Survey: One In 4 US Car Buyers Say Government Shutdown, Debt Ceiling Fiasco Have Affected Their Purchasing Decisions; Most See Interest Rates Rising On Financing
Will October’s U.S. auto sales be affected by the government shutdown and the debt-ceiling showdown?
A survey released Monday from auto pricing and information provider Kelley Blue Book suggests that nearly one in five car buyers is waiting to see how the partisan showdown in Congress plays out before making a car purchase. A majority see interest rates rising over the next year, though 52 percent see them going up only marginally, while 8 percent see them rising significantly.
“The ongoing government shutdown poses risk to the ongoing recovery in new-vehicle sales,” said Alec Gutierrez, senior analyst at Kelley Blue Book. “In fact, 18 percent of the KBB.com site visitors [who] participated in a recent survey indicated they planned to delay their new-vehicle purchase until the issue was resolved.”
September saw a significant drop in new-auto sales, albeit mostly due to an unusual calendar this year that caused crucial Labor Day holiday weekend sales to be counted in August instead of September, which led to fewer key selling days that month.
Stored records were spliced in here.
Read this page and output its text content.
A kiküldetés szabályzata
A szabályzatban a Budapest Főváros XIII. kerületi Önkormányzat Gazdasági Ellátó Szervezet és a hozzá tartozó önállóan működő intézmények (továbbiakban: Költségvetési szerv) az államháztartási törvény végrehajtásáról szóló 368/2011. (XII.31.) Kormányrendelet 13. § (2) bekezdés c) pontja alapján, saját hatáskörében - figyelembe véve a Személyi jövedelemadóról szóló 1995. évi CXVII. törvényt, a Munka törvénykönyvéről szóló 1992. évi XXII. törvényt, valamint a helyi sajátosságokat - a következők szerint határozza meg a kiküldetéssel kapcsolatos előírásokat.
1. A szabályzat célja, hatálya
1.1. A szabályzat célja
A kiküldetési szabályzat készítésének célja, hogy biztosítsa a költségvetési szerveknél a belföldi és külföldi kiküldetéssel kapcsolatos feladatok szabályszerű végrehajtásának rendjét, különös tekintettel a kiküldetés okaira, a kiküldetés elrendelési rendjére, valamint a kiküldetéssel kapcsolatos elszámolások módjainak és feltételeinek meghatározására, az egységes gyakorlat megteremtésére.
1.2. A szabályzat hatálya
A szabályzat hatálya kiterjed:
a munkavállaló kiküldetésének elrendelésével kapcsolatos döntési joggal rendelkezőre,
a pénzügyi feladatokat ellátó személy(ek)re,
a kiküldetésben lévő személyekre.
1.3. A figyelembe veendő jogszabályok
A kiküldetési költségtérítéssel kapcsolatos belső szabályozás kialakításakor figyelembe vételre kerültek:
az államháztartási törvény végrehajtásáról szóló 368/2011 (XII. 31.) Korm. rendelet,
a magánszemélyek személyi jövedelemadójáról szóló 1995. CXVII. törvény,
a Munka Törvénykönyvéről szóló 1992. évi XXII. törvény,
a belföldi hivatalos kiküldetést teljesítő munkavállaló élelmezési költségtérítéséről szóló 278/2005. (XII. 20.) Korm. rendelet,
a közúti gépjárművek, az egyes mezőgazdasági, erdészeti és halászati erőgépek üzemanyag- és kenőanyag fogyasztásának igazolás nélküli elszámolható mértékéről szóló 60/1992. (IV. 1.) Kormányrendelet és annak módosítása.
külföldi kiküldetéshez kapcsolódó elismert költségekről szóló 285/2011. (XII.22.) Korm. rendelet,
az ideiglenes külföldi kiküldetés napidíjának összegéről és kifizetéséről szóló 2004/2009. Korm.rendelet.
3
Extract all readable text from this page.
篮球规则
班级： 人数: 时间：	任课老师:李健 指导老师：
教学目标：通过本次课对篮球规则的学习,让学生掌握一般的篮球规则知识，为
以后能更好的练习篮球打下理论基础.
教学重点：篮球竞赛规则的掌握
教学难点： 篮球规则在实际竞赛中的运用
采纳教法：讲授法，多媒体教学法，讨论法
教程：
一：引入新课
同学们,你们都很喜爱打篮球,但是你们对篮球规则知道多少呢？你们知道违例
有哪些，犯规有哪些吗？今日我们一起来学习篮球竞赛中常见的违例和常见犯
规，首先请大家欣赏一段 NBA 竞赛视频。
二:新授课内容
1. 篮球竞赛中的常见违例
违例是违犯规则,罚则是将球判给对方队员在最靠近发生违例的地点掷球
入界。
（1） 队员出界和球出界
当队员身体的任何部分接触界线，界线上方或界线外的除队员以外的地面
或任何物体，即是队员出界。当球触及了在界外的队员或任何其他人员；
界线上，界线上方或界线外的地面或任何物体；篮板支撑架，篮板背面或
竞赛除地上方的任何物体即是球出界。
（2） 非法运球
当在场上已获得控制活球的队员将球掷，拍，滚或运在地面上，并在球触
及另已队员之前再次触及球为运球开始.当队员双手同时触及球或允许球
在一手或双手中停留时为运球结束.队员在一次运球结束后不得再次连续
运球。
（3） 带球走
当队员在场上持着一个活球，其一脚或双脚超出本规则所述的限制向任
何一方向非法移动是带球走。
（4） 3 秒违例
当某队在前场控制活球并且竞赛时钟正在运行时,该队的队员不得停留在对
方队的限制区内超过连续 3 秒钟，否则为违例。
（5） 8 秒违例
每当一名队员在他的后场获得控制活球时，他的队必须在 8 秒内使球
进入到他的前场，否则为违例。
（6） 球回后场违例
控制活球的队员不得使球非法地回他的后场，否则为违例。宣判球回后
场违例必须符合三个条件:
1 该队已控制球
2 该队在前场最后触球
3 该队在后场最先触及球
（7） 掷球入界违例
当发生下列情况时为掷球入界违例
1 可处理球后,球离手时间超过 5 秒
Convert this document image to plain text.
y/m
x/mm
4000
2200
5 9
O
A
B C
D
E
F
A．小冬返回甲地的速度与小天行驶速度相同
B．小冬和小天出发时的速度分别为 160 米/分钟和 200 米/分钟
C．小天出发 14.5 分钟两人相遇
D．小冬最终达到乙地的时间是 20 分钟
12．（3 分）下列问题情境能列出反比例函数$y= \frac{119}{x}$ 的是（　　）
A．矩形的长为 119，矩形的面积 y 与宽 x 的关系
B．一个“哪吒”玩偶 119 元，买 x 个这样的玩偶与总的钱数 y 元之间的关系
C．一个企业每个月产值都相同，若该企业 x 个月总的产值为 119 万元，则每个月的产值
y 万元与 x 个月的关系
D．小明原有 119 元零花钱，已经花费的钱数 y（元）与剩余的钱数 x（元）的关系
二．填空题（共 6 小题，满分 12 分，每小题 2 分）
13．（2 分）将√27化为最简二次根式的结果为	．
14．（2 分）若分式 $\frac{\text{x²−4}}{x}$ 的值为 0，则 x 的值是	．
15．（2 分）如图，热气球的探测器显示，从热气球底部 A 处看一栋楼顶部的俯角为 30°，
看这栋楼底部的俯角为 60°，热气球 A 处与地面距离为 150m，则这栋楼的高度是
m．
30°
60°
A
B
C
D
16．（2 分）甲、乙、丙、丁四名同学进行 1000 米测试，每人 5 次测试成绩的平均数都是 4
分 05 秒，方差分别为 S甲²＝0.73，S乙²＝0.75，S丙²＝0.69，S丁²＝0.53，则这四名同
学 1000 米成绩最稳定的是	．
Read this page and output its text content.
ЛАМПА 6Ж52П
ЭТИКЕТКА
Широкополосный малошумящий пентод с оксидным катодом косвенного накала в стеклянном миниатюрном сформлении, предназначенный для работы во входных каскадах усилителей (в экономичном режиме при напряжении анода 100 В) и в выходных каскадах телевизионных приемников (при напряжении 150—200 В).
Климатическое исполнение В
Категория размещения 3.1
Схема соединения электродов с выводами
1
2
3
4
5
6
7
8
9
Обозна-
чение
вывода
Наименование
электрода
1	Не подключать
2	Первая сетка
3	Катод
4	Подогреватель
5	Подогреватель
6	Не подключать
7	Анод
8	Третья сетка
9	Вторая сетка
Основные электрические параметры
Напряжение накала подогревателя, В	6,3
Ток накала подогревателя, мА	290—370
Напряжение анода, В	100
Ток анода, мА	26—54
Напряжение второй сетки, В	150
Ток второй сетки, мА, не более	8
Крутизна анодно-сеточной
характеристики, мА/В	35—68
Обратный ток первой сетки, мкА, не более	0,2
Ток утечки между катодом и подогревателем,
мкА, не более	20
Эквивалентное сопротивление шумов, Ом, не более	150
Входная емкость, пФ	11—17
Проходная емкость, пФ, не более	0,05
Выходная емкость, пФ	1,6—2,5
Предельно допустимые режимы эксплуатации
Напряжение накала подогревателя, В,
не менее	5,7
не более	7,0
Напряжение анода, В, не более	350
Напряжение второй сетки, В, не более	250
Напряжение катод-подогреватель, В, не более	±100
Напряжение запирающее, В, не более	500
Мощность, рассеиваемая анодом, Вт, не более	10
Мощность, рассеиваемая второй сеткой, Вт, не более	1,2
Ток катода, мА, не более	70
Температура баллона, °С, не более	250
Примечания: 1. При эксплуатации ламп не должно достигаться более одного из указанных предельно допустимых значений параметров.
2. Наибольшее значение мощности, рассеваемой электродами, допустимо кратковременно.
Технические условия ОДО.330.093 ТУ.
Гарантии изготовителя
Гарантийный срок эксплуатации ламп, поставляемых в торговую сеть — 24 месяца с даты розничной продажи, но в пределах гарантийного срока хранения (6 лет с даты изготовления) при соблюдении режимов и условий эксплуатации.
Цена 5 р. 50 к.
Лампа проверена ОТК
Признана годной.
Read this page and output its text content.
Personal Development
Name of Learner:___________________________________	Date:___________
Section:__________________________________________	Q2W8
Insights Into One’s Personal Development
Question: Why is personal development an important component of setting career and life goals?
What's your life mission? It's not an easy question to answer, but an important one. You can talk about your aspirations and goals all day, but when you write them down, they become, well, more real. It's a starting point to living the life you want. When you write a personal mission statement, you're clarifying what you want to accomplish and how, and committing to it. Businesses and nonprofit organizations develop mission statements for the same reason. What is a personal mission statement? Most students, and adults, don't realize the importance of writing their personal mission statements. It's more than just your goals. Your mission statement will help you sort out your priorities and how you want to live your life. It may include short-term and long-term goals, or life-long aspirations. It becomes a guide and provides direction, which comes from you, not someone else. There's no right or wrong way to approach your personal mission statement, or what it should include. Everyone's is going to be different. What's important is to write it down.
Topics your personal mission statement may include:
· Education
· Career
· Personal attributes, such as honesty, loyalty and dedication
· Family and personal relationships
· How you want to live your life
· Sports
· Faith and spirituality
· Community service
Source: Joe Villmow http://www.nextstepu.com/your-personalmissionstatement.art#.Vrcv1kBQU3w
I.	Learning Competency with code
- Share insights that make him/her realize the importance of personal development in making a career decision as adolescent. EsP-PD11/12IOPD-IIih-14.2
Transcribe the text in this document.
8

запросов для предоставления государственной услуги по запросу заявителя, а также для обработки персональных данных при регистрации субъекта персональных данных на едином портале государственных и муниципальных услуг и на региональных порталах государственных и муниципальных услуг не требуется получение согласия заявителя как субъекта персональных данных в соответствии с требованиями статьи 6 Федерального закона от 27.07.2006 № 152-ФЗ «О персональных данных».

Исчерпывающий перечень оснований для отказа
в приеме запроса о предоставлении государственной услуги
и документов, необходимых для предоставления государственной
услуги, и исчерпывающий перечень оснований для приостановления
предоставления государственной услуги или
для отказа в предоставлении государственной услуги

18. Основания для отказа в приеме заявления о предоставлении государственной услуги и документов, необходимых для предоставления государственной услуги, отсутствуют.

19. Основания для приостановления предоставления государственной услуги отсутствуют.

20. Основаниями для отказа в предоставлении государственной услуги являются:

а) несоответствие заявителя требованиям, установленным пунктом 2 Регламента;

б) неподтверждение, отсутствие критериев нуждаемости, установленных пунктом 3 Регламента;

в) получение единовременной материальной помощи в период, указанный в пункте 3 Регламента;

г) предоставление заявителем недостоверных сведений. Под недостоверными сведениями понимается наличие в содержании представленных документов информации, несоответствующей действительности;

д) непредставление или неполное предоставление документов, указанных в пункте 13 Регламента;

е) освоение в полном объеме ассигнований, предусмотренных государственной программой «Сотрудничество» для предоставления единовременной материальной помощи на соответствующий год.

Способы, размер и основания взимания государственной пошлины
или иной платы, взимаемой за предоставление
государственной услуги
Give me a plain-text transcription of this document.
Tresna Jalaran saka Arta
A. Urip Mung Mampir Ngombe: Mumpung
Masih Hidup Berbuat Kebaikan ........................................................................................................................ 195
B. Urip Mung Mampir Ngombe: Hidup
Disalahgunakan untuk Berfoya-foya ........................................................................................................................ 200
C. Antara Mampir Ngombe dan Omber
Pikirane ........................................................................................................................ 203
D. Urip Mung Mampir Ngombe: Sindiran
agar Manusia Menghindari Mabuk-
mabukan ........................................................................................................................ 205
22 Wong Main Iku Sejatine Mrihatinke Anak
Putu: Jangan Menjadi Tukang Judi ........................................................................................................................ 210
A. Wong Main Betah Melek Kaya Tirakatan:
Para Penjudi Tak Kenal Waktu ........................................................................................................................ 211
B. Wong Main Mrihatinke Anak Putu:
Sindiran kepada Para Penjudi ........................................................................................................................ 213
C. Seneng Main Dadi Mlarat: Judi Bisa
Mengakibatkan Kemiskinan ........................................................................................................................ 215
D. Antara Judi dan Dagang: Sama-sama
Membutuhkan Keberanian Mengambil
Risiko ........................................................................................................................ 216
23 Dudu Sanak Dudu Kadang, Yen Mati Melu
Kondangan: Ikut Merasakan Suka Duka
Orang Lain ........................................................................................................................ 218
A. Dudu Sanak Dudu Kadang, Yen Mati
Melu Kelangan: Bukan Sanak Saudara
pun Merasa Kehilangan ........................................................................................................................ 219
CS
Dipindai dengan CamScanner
The question is, will the political showdown in Washington suppress October sales as the auto sector continues to dig itself out of the recessionary crisis that sent deliveries to historic lows in 2009? In September, new-vehicle sales sold at a much slower pace than they did throughout the summer.
An extended government shutdown in October could lead to suppressed sales for the month, especially if a temporary fix is put in place, such as the one House Republicans proposed last week to extend the debt limit for six weeks. That’s because six more weeks uncertainty would likely cause many Americans to hold back on large purchases as they wait to see how the issue plays out. (This would also extend the debate into the peak retail shopping season.)
Adding to the auto industry's worries, the U.S. has until Thursday before it can no longer borrow money. If the U.S. defaults on its obligations, it would most assuredly have a significant negative impact on auto sales and the cost of consumer borrowing. Eighty-five percent of all U.S. new-car purchases are financed.
Here are the other results of KBB’s survey. The number of respondents varied by question, but most questions elicited 546 to 662 replies. All of them said they were considering buying a car in the next six months.
Eighty-two percent of these respondents said they were unaware that the government shutdown has halted safety inspections and incident investigations by the National Highway Traffic Safety Administration, which is responsible for verifying automakers’ safety claims, pressuring automakers to recall vehicles or issuing mandatory recalls. Upon learning that the NHTSA has not been operating during the shutdown, an overwhelming majority of respondents said they were concerned about that.
Sixty percent of respondents said they expect the cost of vehicle loans to rise in the next 12 months, while one in five said rates would remain the same.
Sixty percent of respondents said the U.S. economy would improve or stay the same, while the rest said they felt the economy would get worse. Seven percent of respondents said they would buy a car sooner out of concern that loans would be harder to obtain in the near future.